Policy Signal and Agency Positioning

Selig’s litigation strategy reflects a deliberate policy choice: prioritise market development over deference to state consumer protection mandates. The CFTC withdrew a proposed rulemaking in February 2026, then published an Advance Notice of Proposed Rulemaking in March seeking industry comment on event contract standards — a procedural reset that buys time while courts establish preemption precedent. Comments close April 30, 2026, four days from today.

Context

The CFTC’s assertion of exclusive jurisdiction relies on the Commodity Exchange Act’s designation of “all services, rights, and interests” in commodities as under federal oversight. State gambling laws, which predate the CEA, traditionally applied to wagers lacking economic purpose beyond speculation. The legal question is whether prediction markets — which generate price discovery and aggregate information — function as commodity derivatives or gambling vehicles. The Third Circuit’s Kalshi ruling favoured the former interpretation, but Supreme Court review remains possible if circuit courts split.

The political dimension is unmistakable. Chairman Selig’s public statements emphasise limiting state authority rather than protecting consumers from speculative harm — a marked departure from traditional regulatory rhetoric. “Congress has entrusted the CFTC with the sole authority to regulate commodity derivatives markets, including prediction markets. To any state that seeks to nullify federal law and seize authority over these markets, I say again: we will see you in court,” Selig said in an April 24 statement. The framing positions state regulators as obstructionists rather than partners, signalling Washington’s intent to centralise oversight regardless of federalism concerns.

What to Watch

The Southern District of New York will likely rule on preliminary injunction motions within 60 days, establishing whether New York can continue enforcement while litigation proceeds. A ruling against New York would effectively codify federal preemption in the Second Circuit, covering major financial centres. Conversely, a state victory invites Supreme Court intervention to resolve circuit splits — a multi-year timeline that leaves platforms in regulatory limbo.

Key Takeaways
  • Outcome determines whether prediction markets operate under federal commodity law or state gambling frameworks — affecting platform access, liquidity, and compliance costs.
  • CFTC’s four concurrent state lawsuits signal coordinated preemption strategy, not isolated dispute — expect similar suits if additional states challenge federal authority.
  • April 30, 2026 comment deadline on CFTC rulemaking provides industry input window while courts establish jurisdictional precedent.
  • Circuit court split between Third Circuit (pro-preemption) and potential Second Circuit ruling creates Supreme Court review pathway — resolution unlikely before 2027.

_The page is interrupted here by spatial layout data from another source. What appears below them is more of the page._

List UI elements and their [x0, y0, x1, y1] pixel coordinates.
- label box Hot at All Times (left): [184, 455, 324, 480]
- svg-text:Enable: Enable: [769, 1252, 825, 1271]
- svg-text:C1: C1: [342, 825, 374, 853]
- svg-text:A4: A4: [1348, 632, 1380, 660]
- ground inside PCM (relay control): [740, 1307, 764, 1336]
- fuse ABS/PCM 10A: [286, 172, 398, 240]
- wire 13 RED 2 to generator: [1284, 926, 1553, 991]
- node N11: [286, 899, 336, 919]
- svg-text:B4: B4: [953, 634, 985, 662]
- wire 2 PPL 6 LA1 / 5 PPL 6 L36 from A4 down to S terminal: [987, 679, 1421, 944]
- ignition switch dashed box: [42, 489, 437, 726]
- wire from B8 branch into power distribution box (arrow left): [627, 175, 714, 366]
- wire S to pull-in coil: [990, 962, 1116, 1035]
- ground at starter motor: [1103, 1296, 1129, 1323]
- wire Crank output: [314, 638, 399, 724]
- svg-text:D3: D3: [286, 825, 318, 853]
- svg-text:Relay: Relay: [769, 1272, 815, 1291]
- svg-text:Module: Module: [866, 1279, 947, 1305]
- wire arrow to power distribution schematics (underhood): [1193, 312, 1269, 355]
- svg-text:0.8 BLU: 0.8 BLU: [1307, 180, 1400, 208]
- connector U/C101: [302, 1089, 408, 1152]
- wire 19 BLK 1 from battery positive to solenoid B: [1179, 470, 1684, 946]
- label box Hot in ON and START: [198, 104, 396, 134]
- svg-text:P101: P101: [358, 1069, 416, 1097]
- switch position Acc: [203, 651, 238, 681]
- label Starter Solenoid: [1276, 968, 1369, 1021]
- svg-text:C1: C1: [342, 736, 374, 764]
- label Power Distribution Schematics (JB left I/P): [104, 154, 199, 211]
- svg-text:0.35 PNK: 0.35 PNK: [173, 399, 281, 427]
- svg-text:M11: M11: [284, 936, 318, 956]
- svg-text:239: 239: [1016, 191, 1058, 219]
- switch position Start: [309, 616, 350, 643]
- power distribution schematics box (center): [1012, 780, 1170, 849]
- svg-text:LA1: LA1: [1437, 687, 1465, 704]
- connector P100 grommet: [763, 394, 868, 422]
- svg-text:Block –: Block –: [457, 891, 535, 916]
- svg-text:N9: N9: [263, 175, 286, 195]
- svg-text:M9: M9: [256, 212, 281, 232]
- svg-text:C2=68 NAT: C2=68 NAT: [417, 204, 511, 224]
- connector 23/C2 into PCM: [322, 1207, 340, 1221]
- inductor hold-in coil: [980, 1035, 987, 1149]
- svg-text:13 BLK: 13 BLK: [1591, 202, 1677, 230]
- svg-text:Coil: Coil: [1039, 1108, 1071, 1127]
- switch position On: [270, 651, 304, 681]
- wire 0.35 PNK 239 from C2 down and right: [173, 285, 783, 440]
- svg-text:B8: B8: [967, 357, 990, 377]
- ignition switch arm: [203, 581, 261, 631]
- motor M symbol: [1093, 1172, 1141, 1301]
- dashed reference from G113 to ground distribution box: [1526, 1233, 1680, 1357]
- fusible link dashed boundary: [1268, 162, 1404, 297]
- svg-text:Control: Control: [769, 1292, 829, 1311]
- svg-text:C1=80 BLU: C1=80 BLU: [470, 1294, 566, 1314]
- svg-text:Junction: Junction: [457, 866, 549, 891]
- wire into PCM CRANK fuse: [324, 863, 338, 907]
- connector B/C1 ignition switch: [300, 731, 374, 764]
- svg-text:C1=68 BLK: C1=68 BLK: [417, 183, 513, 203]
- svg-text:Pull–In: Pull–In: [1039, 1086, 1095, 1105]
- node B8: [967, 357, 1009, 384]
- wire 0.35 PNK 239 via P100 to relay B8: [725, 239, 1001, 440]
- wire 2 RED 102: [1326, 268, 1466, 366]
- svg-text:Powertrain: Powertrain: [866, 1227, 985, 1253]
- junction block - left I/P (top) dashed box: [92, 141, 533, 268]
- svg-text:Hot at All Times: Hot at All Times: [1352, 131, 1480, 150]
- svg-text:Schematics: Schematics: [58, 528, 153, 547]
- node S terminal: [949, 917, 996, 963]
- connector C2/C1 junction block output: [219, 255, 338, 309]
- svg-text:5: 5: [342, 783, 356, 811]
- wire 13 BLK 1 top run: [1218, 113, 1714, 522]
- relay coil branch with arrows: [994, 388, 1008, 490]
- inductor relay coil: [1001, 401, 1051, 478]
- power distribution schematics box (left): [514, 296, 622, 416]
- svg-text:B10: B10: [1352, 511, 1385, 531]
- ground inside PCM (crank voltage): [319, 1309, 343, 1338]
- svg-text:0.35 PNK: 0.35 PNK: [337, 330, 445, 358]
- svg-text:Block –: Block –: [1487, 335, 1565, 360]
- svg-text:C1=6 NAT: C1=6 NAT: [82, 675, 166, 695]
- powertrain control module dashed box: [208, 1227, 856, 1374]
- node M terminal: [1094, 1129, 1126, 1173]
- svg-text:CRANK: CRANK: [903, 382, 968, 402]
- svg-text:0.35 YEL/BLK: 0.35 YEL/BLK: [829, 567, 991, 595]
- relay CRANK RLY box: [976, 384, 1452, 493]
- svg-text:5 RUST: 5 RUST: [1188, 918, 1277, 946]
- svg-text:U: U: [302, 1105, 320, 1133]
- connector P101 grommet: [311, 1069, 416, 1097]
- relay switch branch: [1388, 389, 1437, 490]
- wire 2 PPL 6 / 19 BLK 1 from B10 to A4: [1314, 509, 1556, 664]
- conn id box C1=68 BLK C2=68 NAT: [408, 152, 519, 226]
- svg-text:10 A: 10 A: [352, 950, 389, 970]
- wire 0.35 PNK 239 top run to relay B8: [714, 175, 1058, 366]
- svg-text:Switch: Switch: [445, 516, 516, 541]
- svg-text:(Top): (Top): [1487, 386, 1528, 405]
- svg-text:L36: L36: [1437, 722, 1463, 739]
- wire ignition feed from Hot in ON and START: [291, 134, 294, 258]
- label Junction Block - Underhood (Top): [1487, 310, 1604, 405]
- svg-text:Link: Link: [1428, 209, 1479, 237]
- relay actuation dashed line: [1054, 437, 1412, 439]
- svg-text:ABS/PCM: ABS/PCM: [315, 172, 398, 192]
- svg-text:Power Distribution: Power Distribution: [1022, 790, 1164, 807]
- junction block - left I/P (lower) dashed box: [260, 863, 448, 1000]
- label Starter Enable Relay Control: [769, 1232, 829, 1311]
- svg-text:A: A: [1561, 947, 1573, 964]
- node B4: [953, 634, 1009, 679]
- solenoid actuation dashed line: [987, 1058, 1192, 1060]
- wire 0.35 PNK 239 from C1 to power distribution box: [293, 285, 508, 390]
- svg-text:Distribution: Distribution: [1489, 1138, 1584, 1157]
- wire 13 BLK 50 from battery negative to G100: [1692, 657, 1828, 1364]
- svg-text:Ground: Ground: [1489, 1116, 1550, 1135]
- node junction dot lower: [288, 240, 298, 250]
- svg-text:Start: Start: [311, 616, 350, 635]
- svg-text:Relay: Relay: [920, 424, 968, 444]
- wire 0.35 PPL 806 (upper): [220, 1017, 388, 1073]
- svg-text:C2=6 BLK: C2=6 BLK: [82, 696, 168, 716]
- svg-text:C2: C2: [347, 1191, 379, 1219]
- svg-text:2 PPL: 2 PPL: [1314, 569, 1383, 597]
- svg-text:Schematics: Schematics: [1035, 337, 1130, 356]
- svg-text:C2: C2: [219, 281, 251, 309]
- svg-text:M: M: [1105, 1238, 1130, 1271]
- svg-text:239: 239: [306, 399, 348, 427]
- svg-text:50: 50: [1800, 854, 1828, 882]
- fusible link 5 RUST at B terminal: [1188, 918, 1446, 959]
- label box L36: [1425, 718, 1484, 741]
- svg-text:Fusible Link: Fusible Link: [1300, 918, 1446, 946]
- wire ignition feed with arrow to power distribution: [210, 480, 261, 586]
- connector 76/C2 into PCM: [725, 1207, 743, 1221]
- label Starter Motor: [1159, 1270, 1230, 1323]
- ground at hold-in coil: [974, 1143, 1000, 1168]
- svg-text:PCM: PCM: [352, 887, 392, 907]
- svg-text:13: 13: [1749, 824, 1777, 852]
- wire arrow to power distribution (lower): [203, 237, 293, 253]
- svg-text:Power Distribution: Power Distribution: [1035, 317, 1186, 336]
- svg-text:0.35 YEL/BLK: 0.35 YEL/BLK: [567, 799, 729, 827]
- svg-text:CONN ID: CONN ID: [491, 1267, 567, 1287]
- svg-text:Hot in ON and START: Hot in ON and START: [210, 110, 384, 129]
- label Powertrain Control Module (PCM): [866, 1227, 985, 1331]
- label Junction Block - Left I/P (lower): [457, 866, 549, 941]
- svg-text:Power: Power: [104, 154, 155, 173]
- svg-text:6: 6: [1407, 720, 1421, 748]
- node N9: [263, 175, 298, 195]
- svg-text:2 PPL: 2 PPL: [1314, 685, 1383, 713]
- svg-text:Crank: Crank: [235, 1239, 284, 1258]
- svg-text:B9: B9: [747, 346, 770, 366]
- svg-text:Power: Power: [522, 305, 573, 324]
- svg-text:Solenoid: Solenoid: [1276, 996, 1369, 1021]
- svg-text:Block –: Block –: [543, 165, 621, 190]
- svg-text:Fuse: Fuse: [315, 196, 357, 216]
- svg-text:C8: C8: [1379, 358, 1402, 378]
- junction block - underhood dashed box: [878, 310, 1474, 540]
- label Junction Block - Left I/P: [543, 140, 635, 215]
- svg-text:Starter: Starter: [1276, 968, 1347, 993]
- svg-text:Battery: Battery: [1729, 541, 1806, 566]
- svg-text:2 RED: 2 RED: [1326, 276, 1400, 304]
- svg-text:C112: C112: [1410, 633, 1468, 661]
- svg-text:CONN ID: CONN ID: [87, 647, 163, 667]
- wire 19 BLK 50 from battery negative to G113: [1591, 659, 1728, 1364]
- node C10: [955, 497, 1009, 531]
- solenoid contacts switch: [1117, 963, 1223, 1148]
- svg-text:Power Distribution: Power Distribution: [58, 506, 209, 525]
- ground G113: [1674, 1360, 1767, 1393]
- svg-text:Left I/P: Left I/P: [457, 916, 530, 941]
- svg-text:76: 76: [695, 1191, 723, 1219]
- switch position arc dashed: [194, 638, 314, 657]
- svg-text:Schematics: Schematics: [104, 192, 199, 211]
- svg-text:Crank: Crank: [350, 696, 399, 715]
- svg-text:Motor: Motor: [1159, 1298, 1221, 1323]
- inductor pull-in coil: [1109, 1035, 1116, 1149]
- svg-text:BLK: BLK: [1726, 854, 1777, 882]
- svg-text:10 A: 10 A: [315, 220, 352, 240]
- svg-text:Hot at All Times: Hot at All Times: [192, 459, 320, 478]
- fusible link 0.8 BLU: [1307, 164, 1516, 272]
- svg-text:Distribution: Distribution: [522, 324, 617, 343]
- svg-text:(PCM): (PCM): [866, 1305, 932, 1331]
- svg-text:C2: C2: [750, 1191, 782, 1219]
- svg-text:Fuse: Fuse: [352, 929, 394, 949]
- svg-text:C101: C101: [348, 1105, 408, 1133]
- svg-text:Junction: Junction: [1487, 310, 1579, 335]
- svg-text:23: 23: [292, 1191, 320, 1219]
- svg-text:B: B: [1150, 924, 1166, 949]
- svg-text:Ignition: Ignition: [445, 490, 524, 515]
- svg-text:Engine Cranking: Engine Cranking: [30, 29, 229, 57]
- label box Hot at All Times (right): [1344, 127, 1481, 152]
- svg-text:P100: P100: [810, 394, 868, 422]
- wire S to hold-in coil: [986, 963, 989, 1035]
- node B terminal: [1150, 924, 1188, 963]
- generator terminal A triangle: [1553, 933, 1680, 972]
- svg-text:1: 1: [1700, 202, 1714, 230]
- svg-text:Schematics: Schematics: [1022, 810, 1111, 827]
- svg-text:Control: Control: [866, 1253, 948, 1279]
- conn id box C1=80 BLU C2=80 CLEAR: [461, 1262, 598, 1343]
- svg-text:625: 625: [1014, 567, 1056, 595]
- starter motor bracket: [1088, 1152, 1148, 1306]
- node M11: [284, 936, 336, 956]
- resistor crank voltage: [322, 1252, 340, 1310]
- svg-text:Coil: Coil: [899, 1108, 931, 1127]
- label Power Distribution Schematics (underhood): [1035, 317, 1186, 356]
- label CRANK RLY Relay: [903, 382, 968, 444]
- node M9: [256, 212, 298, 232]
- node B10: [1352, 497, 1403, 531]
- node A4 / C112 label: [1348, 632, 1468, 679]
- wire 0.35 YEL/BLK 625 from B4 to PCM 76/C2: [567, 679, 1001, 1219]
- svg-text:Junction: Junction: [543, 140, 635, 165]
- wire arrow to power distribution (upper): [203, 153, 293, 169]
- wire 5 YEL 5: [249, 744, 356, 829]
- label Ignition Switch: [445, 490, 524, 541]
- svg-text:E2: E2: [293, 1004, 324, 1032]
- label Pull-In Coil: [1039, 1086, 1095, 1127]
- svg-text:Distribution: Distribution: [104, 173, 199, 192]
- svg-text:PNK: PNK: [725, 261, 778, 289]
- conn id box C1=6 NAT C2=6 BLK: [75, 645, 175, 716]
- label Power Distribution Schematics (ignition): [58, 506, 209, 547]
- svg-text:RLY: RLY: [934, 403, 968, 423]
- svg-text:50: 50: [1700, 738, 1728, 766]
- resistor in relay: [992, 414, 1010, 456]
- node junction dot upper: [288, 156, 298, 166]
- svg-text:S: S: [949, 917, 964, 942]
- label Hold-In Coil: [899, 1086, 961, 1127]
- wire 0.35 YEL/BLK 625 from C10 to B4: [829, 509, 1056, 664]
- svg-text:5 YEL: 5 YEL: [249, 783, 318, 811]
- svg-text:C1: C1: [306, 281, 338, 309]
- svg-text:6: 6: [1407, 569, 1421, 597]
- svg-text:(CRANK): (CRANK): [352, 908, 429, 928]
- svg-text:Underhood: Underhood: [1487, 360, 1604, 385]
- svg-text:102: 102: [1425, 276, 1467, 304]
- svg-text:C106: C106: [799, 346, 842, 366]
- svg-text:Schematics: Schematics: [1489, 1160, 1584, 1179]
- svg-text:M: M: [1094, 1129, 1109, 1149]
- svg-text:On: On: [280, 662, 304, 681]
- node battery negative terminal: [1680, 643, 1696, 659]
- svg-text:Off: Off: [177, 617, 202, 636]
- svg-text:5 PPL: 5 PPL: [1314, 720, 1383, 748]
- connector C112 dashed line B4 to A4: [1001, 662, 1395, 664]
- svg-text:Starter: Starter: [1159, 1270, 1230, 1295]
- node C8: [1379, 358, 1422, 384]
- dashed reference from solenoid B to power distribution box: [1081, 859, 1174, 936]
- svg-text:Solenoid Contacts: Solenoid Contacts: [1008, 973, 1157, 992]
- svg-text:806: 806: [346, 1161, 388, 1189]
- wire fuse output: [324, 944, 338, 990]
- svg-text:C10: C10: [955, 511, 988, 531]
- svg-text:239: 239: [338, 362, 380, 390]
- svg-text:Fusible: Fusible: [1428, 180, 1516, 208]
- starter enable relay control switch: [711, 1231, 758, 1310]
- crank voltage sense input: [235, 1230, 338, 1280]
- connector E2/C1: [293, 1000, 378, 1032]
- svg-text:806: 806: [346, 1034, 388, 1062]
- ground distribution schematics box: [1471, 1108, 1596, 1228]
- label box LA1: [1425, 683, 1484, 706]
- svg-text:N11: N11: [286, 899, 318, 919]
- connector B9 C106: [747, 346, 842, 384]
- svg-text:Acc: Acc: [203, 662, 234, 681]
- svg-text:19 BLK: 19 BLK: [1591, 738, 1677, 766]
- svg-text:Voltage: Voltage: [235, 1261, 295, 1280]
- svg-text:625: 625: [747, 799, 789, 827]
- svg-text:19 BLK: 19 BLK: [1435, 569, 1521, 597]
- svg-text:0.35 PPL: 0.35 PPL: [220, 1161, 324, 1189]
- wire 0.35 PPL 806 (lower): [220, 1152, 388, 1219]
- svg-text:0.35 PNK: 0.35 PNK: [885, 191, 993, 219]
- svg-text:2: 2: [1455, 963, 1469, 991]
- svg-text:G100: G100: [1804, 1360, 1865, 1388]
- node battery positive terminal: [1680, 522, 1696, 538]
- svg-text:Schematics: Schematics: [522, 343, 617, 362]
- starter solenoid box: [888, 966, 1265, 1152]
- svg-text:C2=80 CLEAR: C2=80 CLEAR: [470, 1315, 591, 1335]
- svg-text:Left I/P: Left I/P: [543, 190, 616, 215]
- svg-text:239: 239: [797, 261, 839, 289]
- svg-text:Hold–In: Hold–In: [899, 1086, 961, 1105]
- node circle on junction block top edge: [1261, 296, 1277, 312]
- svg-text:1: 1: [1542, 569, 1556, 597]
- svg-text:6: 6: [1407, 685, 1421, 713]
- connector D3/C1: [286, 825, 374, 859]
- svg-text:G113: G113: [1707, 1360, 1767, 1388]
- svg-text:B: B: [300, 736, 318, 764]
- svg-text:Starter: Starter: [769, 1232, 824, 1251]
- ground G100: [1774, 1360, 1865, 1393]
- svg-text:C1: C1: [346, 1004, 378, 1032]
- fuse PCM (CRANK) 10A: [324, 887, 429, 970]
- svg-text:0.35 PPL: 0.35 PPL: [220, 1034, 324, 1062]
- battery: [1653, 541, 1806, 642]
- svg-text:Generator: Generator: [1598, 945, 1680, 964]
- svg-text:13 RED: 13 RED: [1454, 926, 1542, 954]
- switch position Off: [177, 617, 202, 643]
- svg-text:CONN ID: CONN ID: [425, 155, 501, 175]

Platform operators face a binary scenario: either the CFTC prevails and prediction markets become a federally regulated asset class with national market access, or states retain concurrent authority and operators navigate fragmented compliance regimes that mirror online gaming’s state-by-state licensing model. The regulatory structure will determine whether institutional appetite translates into sustained liquidity. Chairman Selig’s willingness to litigate against multiple states simultaneously indicates the agency views this as a definitional battle over the CFTC’s future scope, not a negotiable question of cooperative federalism.